The following quote is problematic: "...studies the philosophical aspects of Quality, and examines the distinctions and relationship between classical and romantic quality, seeking to reconcile the two views and understand how they stand in relationship to each other. In this context the two aspects of classical object-oriented and romantic subject-oriented quality roughly parallel aesthetic quality and functional quality. The resolution of the book points to a view of quality which relegates this subject-object dualism to a product of a non-dualistic Absolute." I don't find this entry very informative or useful (and not even that evocative!) beyond saying that Pirsig recognizes a distinction (named but left unspecified) that apparently needs reconciliation (unexplained) then suggests ("points to a view") that it is the product of something else (left unspecified) called the "non-dualistic Absolute". As is, this is impressionism, not philosophy. If Pirsig's inquiry is relevant, this entry does not show it. Jcblackmon 16:55, 19 June 2007 (UTC)jcblackmon reply

Pirsig is quite relevant in the sense that the perception of quality is mutable depending on the expectation of the the person perceiving the object in question. Quality is subjective and deserves to be discussed on a philosophical level as well as scientific because it is a perception. Jefree ?? (he didn't sign off)

I'm not certain about that. I seem to remmeber Pirsig saying that Quality was beyond the subjective, he talked of a pre-intellectual conciousness of the object being the closest we could come to perception of quality. Quality was the moment that subject and object collided.

It appears we will require the aid of a specialist if MoQ is to be represented adequately and accurately to this article. ( 193.113.57.163 11:58, 27 June 2007 (UTC)) reply


Elliot My only comment for now is on the narrow interpretation of quality by Wikipedia (it used to be more broad).

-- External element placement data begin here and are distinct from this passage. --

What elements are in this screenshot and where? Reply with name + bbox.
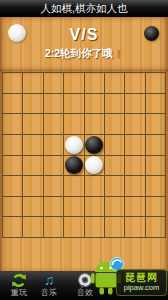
board-cell-h1[interactable] <box>146 73 166 94</box>
board-cell-b1[interactable] <box>23 73 43 94</box>
board-cell-a3[interactable] <box>3 114 23 135</box>
board-cell-h6[interactable] <box>146 176 166 197</box>
board-cell-c4[interactable] <box>44 135 64 156</box>
board-cell-b3[interactable] <box>23 114 43 135</box>
title-bar: 人如棋,棋亦如人也 <box>0 0 168 17</box>
score-header: V/S 2:2轮到你了哦！ <box>0 17 168 70</box>
board-cell-g7[interactable] <box>125 197 145 218</box>
pipaw-site-url: pipaw.com <box>118 283 165 292</box>
black-disc <box>85 136 103 154</box>
board-cell-h4[interactable] <box>146 135 166 156</box>
board-cell-g3[interactable] <box>125 114 145 135</box>
board-cell-c7[interactable] <box>44 197 64 218</box>
turn-status-text: 2:2轮到你了哦 <box>45 47 113 59</box>
board-cell-f6[interactable] <box>105 176 125 197</box>
turn-status-exclaim: ！ <box>113 47 124 59</box>
board-cell-d5[interactable] <box>64 156 84 177</box>
board-cell-c2[interactable] <box>44 94 64 115</box>
board-cell-g2[interactable] <box>125 94 145 115</box>
black-disc <box>65 156 83 174</box>
board-cell-a2[interactable] <box>3 94 23 115</box>
board-cell-d2[interactable] <box>64 94 84 115</box>
board-cell-f5[interactable] <box>105 156 125 177</box>
board-cell-e7[interactable] <box>85 197 105 218</box>
board-cell-c5[interactable] <box>44 156 64 177</box>
board-cell-g1[interactable] <box>125 73 145 94</box>
replay-button[interactable]: 重玩 <box>3 272 35 299</box>
board-cell-f2[interactable] <box>105 94 125 115</box>
pipaw-watermark: 琵琶网 pipaw.com <box>86 257 168 299</box>
board-cell-d1[interactable] <box>64 73 84 94</box>
versus-label: V/S <box>0 26 168 44</box>
board-cell-f1[interactable] <box>105 73 125 94</box>
board-cell-f4[interactable] <box>105 135 125 156</box>
replay-label: 重玩 <box>11 288 27 297</box>
board-cell-a1[interactable] <box>3 73 23 94</box>
replay-icon <box>11 272 27 288</box>
white-disc <box>65 136 83 154</box>
board-cell-g4[interactable] <box>125 135 145 156</box>
othello-board <box>2 72 166 238</box>
board-cell-e8[interactable] <box>85 217 105 238</box>
pipaw-site-name: 琵琶网 <box>118 272 165 283</box>
board-cell-g6[interactable] <box>125 176 145 197</box>
board-cell-a5[interactable] <box>3 156 23 177</box>
board-cell-b7[interactable] <box>23 197 43 218</box>
board-cell-d4[interactable] <box>64 135 84 156</box>
board-cell-d8[interactable] <box>64 217 84 238</box>
board-cell-a8[interactable] <box>3 217 23 238</box>
music-label: 音乐 <box>41 288 57 297</box>
board-cell-e6[interactable] <box>85 176 105 197</box>
board-cell-b4[interactable] <box>23 135 43 156</box>
board-cell-d6[interactable] <box>64 176 84 197</box>
board-cell-g5[interactable] <box>125 156 145 177</box>
board-cell-a4[interactable] <box>3 135 23 156</box>
pipaw-badge: 琵琶网 pipaw.com <box>116 269 167 296</box>
board-cell-h2[interactable] <box>146 94 166 115</box>
board-cell-h8[interactable] <box>146 217 166 238</box>
board-cell-f3[interactable] <box>105 114 125 135</box>
board-cell-e3[interactable] <box>85 114 105 135</box>
board-cell-e2[interactable] <box>85 94 105 115</box>
board-cell-h7[interactable] <box>146 197 166 218</box>
board-cell-a7[interactable] <box>3 197 23 218</box>
board-cell-b2[interactable] <box>23 94 43 115</box>
board-cell-g8[interactable] <box>125 217 145 238</box>
board-cell-f8[interactable] <box>105 217 125 238</box>
turn-status: 2:2轮到你了哦！ <box>0 47 168 61</box>
board-cell-c1[interactable] <box>44 73 64 94</box>
board-cell-b5[interactable] <box>23 156 43 177</box>
board-cell-a6[interactable] <box>3 176 23 197</box>
app-motto: 人如棋,棋亦如人也 <box>41 2 128 16</box>
board-cell-b8[interactable] <box>23 217 43 238</box>
board-cell-c3[interactable] <box>44 114 64 135</box>
board-cell-b6[interactable] <box>23 176 43 197</box>
board-cell-h3[interactable] <box>146 114 166 135</box>
board-cell-h5[interactable] <box>146 156 166 177</box>
board-cell-c8[interactable] <box>44 217 64 238</box>
board-cell-f7[interactable] <box>105 197 125 218</box>
board-region <box>0 70 168 272</box>
board-cell-e1[interactable] <box>85 73 105 94</box>
white-disc <box>85 156 103 174</box>
board-cell-c6[interactable] <box>44 176 64 197</box>
board-cell-d3[interactable] <box>64 114 84 135</box>
board-cell-e5[interactable] <box>85 156 105 177</box>
music-icon: ♫ <box>44 272 55 288</box>
music-button[interactable]: ♫ 音乐 <box>33 272 65 299</box>
board-cell-e4[interactable] <box>85 135 105 156</box>
board-cell-d7[interactable] <box>64 197 84 218</box>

There is no consideration of quality in philosophical or artistic terms. Keeping in mind that quality is not constrained to existential matters. How can a definition or explanation of quality not include beauty? It slaps the past 300 years of philosophy and the humanitites in the face.


Such considerations should be on a separate entry - in general everyone that considers themselves on expert on Quality will reject the premise outright. Quality professionals deal with quality as definable absolutes as determined by manufacturing, production, customer satisfaction, etc. Philosophical angles are perhaps better addressed by design considerations. There are many, many things considered to be of very high quality that are just outright ugly - not everything is meant for the public market where aesthetic considerations are placed at a premium.

As I've stated previously - quality really isn't subjective. Otherwise you wouldn't be able to measure it. Hmoul 22:32, 1 August 2007 (UTC) reply


Reduction of clutter

This page seemed to have much too much content for a typical disambiguation page. I think the idea of merging other articles into it (specifically the one about physics quality) came from this. So I have tried to clean up this page to make it more streamlined. Partly this required moving content from this page to the physics page, and vice-versa. Hopefully this makes it easier to use and clear that all the various meanings of quality which seem to have their place deserve more thorough treatment in other articles.